Saturday, January 10, 2009

obstacles to reform -Eleven Elephants in the Health Reform Room

The Big Elephant

The term “elephant in the room” refers to a complex situation where something major is going on, it’s on everybody’s mind, and impossible to ignore – like an elephant in the room. Everybody is talking about the Big Elephant in the Health Care Reform Room, but few are talking about the bevy of smaller elephants needed to make the Big Elephant Whole. Nobody knows exactly what to do about these small elephants.

Small Elephants
In the case of health care, these smaller elephants may be hard to define. They defy easy solutions. Reformers describing these small elephants are like the blind men in the “Blind Men and the Elephant, “ a poem of John Saxe (1816-1887. The blind men, feeling the elephant, came to different conclusions. Those feeling the elephant’s side concluded it was a wall, the tusk a spear, the trunk a snake, the knee a tree, the ear a fan, and the tail a rope.

In 2005 I published a book The Voices of Health Reform, consisting of 42 interviews with national reform authorities. In that book, I concluded there were 11elephants in the room. Here I update them.

#1 – Fragmentation and conflicts among health care interest groups render reform intractable – Anything one does to the Big Elephant goads a series of small elephants, i.e. interest groups, who enjoy the benefits of the status quo and who employ powerful lobbyists.

#2 – Single-payer backers, still committed, are seeing practical opportunities for sweeping change slip away - In D.C. (short for Darkness and Confusion), this lost opportunity might be dubbed the Great Recession, Great Slippage., or the Lost Opportunity.

#3 – Medicare, in its present form, is unsustainable - This is rarely talked about, because Medicare was looked upon as the gateway to universal coverage, and nobody knows yet how to avoid Medicaid and its step-siter Medicaid from bankruptcy without raising taxes.

#4 – These days the consumer-driven movement occupies everybody’s minds – But rarely is it everybody’s mouths. It is a no-no to talk of the marketplace and of consumer responsibility as a solution to what is promised and perceived as an entitlement.

#5 - Regional and geographic differences matter - This is hard to address when one is talking about national reform. Yet it is obvious to all that care, costs , and outcomes will not be and will never be the same in San Francisco, Minneapolis, Boston, Miami, and New York City for cultural and demographic reasons no matter how much Wennberg and followers bewail this reality.

#6 – Hospital and physicians collaboration remain an “iffy” proposition - Hospitals and doctors compete for market share. Federal rules and regulations and calls for bundling of services and elimination of duplication will not smooth over or end this competition.

#7 - The consumer movement means different things to different health care stakeholders and opens up enormous opportunities for other community institutions - The U.S. is an innovative and entrepreneurial and bottom-up nation, and there are always marketplace niches to be exploited and filled.

#8 - Many American physicians increasingly consider themselves a disenfranchised minority - This is partly because doctors constitute a small voting bloc, partly because of abusive third party reimbursement practices, and partly because of intrusions on physician autonomy and clinical judgment.

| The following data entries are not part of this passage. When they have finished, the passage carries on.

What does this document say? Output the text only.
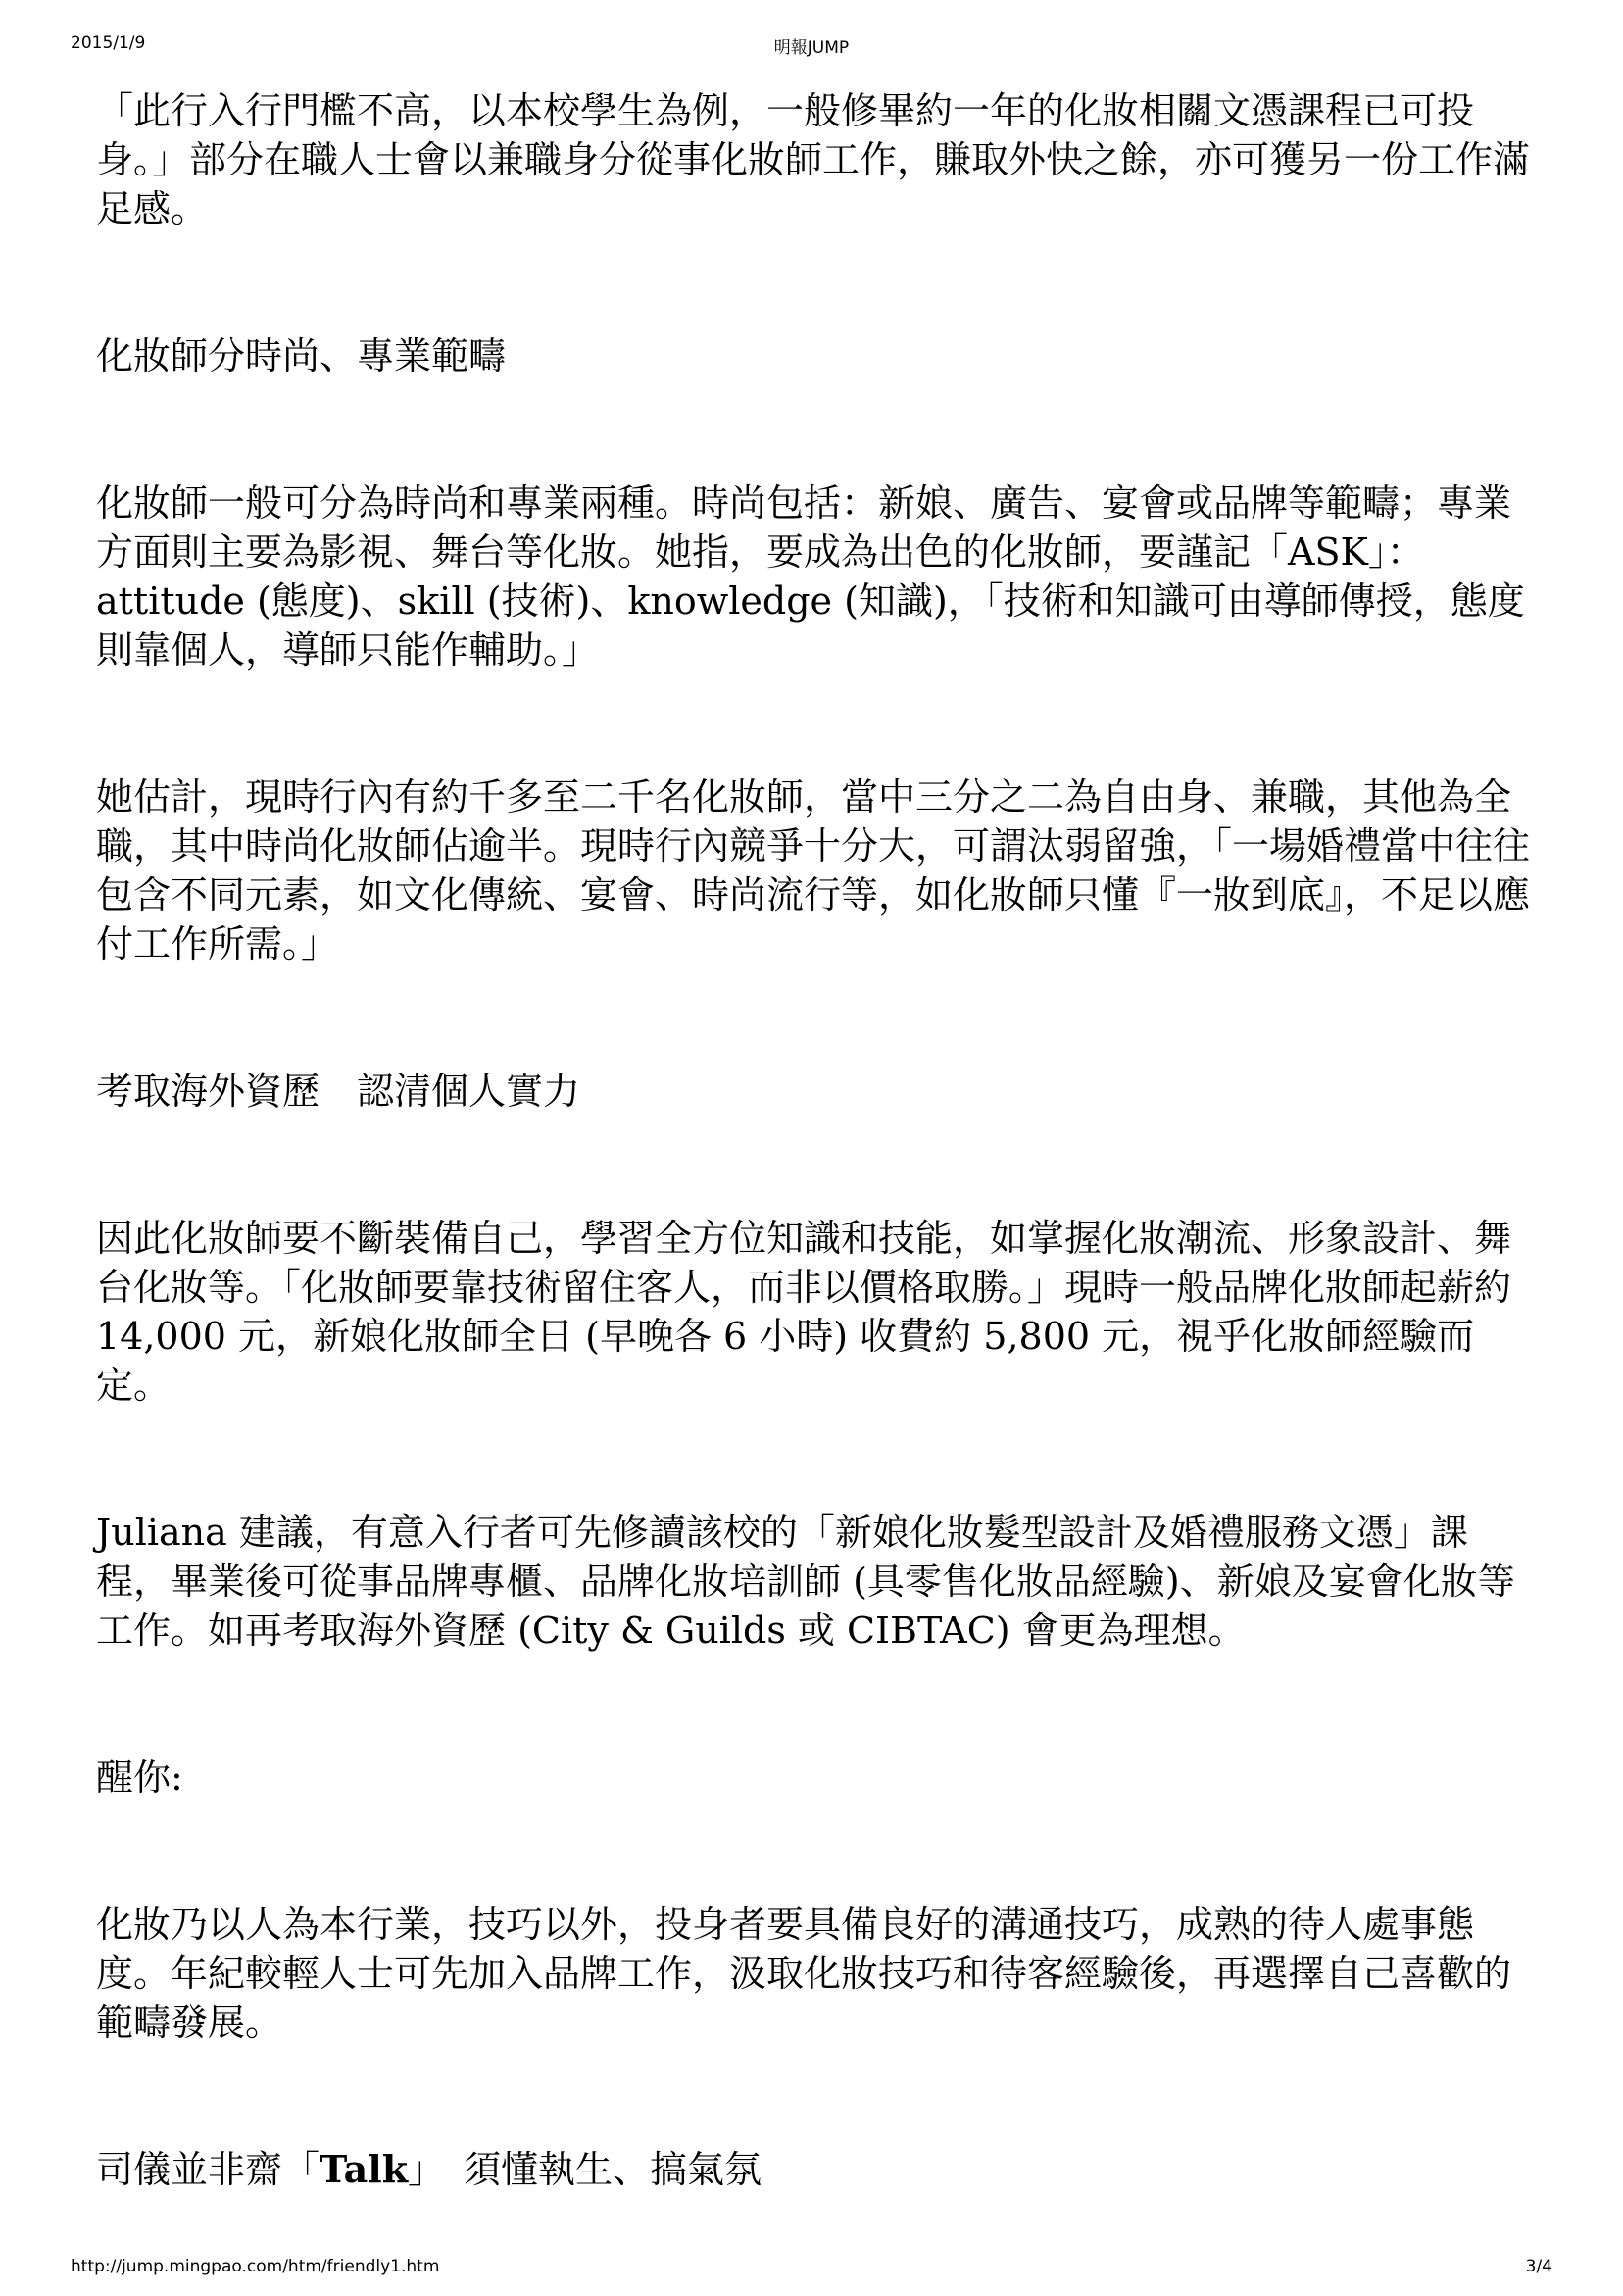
2015/1/9	明報JUMP

「此行入行門檻不高，以本校學生為例，一般修畢約一年的化妝相關文憑課程已可投身。」部分在職人士會以兼職身分從事化妝師工作，賺取外快之餘，亦可獲另一份工作滿足感。

化妝師分時尚、專業範疇

化妝師一般可分為時尚和專業兩種。時尚包括：新娘、廣告、宴會或品牌等範疇；專業方面則主要為影視、舞台等化妝。她指，要成為出色的化妝師，要謹記「ASK」：attitude (態度)、skill (技術)、knowledge (知識)，「技術和知識可由導師傳授，態度則靠個人，導師只能作輔助。」

她估計，現時行內有約千多至二千名化妝師，當中三分之二為自由身、兼職，其他為全職，其中時尚化妝師佔逾半。現時行內競爭十分大，可謂汰弱留強，「一場婚禮當中往往包含不同元素，如文化傳統、宴會、時尚流行等，如化妝師只懂『一妝到底』，不足以應付工作所需。」

考取海外資歷　認清個人實力

因此化妝師要不斷裝備自己，學習全方位知識和技能，如掌握化妝潮流、形象設計、舞台化妝等。「化妝師要靠技術留住客人，而非以價格取勝。」現時一般品牌化妝師起薪約 14,000 元，新娘化妝師全日 (早晚各 6 小時) 收費約 5,800 元，視乎化妝師經驗而定。

Juliana 建議，有意入行者可先修讀該校的「新娘化妝髮型設計及婚禮服務文憑」課程，畢業後可從事品牌專櫃、品牌化妝培訓師 (具零售化妝品經驗)、新娘及宴會化妝等工作。如再考取海外資歷 (City & Guilds 或 CIBTAC) 會更為理想。

醒你:

化妝乃以人為本行業，技巧以外，投身者要具備良好的溝通技巧，成熟的待人處事態度。年紀較輕人士可先加入品牌工作，汲取化妝技巧和待客經驗後，再選擇自己喜歡的範疇發展。

司儀並非齋「Talk」　須懂執生、搞氣氛

http://jump.mingpao.com/htm/friendly1.htm	3/4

If you doubt what I say, read Sermo.com's open letter to the American public, signed by over 12,000 physicians, and results of a survey of 320.000 American physicians conducted by The Physicians’ Foundation.

#9 – Medicare and managed care organization are placing their bets on the pay-for-performance movement - This is a bad bet because it depends on universal use of EMRs in physicians’ offices as the monitoring, judging, and rewarding mechanism. P4P cannot and will not work because it represents third party overkill and belief you can judge physician-patient interactions through remote and retrospective computer oversight,

#10 – Health care systems are difficult to manage because they are composed of individuals and independent organizations acting in their own best interests at the boundaries of care - It may be sad to say, but patients will do what they have to do to get the best care, and physicians will offer that care in the patients’ and their own interests. Medicine is a personal and emotional thing, and saying “No,” is an extraordinarily difficult thing to do and where there’s a will there’s always a way at the edges of care.

#11 - Information technologies are often seen as the Holy Grail of health reform, but these technologies will not work if they ignore the Electronic Elephant in the Room, the reluctance of small physician practices to install awkward, unfriendly, expensive electronic medical records. It is true that 75% of American households and 100% of doctors have broad band access, but this does not mean patients trust the Internet to pick the best doctors,or doctors rely on the Internet to carry out best practices, or that computer data can be used to enforce physician compliance.